I put down my fork and I looked at the niçoise. It was a good-looking salad with freshly grilled ahi tuna, and I think I would’ve enjoyed eating it. Jennifer Sheridan had asked me for proof and I told her about my visit from Mark Thurman, but I hadn’t told her the
rest of it and I hadn’t wanted to. I said, “He’s not making this up.”

“Yes, he is. If you knew Mark, you’d know that, too.” Confident.

I nodded, and then I looked at the salad again. Then I said, “What size bra do you wear?”

She turned a deep shade of crimson. “Now you’re being ugly.”
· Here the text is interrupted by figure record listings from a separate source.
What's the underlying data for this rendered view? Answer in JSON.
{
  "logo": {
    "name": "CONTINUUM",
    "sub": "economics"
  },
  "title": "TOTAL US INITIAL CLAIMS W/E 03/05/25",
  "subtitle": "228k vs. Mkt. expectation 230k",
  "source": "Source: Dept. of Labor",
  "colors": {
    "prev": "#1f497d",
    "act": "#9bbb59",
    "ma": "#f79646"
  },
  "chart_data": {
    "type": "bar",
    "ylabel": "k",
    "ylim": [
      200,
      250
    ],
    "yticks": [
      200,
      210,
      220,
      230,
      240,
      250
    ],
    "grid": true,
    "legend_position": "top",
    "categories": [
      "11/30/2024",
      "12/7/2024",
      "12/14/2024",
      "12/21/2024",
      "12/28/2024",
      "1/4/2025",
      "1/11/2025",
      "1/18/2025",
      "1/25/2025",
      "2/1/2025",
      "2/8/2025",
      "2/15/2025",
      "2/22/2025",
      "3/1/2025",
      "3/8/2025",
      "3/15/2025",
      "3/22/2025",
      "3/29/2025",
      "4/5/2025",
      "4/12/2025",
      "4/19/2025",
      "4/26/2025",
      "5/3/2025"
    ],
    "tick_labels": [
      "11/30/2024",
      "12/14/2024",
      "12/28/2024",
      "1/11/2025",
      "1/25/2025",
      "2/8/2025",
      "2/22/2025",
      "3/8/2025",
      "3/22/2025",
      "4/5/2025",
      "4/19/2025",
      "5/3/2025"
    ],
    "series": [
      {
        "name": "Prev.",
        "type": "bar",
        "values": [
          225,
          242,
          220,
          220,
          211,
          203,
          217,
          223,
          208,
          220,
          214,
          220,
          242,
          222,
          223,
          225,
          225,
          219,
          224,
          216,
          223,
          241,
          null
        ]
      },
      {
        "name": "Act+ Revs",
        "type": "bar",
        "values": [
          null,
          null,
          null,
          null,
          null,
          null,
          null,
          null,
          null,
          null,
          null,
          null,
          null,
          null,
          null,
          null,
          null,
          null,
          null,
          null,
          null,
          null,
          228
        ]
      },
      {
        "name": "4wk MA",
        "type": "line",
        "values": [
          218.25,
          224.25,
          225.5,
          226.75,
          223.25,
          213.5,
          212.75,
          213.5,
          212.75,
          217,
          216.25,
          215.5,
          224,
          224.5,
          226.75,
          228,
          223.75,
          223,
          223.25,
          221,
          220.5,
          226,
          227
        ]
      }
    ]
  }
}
“I put you at a thirty-four B. I went into Mark’s apartment to look through his bank papers and I found a thirty-six C-cup brassiere.”

She looked shocked. “You broke into his apartment? You went through his things?”

“That’s what private detectives do, Ms. Sheridan.”

She put her hands in her lap. “It isn’t real.”

“It was a red Lily of France brassiere. I held it. It was real.”

She shook her head. “That’s not what I mean. They knew you would look so they planted it there to make you think he was seeing another woman. What do they call it? A false lead?”

“Later that evening, I staked out a country-and-western bar called Cody’s. It’s a place where the police officers who work with Mark tend to gather. At a little bit after eight last night, Mark and his partner Floyd Riggens arrived. Mark was with a tall woman with dark brown hair.” I felt bad telling her and the bad feeling was oily and close, but there didn’t seem to be any other way.

“And?”

“I wish I had better news, but there it is. I have looked into the matter and this is what I have found. I think my work here is done.”

“You mean you’re quitting?”

“The case is solved. There’s nothing left to do.”

Jennifer Sheridan’s eyes welled and her mouth
opened and she let out a long loud wail and began to cry. The woman with the big hair gasped and looked our way and so did most of the other people in the restaurant.